Planetary Science

The 'Oddball' Meteorite That Killed the Dinosaurs Was a Rare Type of Space Rock

For decades, scientists have known that a massive asteroid impact 66 million years ago ended the age of dinosaurs. But what kind of asteroid was it? A new study using advanced nickel isotope analysis has finally identified the impactor as a rare class of meteorite called a CO chondrite — an "oddball" space rock that makes up less than 0.1 percent of all known meteorites.

Sixty-six million years ago, a space rock more than 10 kilometres wide slammed into what is now the Yucatán Peninsula in Mexico. The impact released energy equivalent to billions of atomic bombs, triggering a chain of events that wiped out roughly 75 percent of all species on Earth, including every non-avian dinosaur. The resulting crater, Chicxulub, was discovered in the 1970s, and since then scientists have debated the exact composition of the object that caused it.

Now, a team of researchers from UBC, Paris, Brussels, and Vienna has cracked the case. Using high-precision nickel isotope measurements of samples taken from the global layer of clay deposited by the impact — known as the K-Pg boundary layer — they found a chemical fingerprint that matches only one type of meteorite: a CO chondrite. Carbonaceous chondrites make up only about five percent of meteorites found on Earth, and the Ornans subtype is an even rarer subset. These are some of the most primitive objects in the solar system, unchanged since the planets first formed.

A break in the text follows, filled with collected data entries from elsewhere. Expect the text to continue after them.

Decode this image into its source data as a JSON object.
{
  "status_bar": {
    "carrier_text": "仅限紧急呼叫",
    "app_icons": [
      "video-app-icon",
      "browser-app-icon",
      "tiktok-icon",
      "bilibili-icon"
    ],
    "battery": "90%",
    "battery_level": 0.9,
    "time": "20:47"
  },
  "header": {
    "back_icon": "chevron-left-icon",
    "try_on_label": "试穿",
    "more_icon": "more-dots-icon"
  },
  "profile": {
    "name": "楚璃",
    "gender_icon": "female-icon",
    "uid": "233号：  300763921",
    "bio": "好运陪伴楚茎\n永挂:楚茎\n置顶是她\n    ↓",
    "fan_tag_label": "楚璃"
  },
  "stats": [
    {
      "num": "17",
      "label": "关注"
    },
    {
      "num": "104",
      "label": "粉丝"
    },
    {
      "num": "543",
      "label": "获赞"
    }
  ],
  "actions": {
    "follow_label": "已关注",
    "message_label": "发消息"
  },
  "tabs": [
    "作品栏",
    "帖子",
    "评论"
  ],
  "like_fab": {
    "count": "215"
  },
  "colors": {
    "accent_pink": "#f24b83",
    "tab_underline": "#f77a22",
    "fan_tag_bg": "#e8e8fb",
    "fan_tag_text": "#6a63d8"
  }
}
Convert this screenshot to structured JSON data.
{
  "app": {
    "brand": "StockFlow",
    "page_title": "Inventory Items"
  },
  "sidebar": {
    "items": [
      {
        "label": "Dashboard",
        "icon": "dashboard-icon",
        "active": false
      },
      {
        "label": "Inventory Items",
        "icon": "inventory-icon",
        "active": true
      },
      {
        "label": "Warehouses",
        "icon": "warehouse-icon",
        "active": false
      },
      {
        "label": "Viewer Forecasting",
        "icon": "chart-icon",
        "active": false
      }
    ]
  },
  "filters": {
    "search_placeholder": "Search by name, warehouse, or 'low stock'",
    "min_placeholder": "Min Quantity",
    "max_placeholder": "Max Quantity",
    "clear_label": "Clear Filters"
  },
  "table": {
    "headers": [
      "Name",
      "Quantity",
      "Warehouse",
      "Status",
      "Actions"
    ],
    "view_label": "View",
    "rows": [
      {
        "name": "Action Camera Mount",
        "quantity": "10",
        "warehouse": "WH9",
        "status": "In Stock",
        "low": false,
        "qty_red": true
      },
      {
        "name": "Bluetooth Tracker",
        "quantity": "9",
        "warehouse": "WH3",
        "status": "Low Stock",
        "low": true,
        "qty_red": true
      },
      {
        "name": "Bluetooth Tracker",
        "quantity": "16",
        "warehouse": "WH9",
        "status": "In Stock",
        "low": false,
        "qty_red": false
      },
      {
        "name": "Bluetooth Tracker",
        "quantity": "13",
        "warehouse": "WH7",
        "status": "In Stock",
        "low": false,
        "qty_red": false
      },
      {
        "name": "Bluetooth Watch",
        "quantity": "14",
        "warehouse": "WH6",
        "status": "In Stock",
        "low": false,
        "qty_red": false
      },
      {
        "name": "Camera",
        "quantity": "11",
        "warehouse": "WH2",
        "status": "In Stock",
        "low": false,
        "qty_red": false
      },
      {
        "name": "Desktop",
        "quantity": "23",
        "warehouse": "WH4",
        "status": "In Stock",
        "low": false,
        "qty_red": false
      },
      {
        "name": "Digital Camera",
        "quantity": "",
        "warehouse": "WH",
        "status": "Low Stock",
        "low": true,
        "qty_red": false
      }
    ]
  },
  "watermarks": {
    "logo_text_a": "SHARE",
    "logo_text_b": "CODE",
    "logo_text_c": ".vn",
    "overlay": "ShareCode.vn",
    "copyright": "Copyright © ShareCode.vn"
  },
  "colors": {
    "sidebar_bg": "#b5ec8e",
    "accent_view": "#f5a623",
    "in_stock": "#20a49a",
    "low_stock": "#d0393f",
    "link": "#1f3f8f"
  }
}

The finding has important implications for understanding the extinction event. CO chondrites contain relatively little sulphur compared to other meteorite types. This means that the sulphur that caused the global cooling and acid rain after the impact likely came not from the asteroid itself, but from the sedimentary rock at the impact site. The Yucatán crust is rich in evaporite minerals, including gypsum and anhydrite, which contain vast quantities of sulphur. When the asteroid hit, it vaporised these rocks, injecting sulphur dioxide into the stratosphere, where it reflected sunlight and caused a prolonged "impact winter."

The origin of the impactor remains an open question. Potential sources include the outer asteroid belt near Jupiter or the debris-rich outer reaches of the solar system. Further isotopic studies of other impact events may help trace the orbits of these rare objects back to their source regions.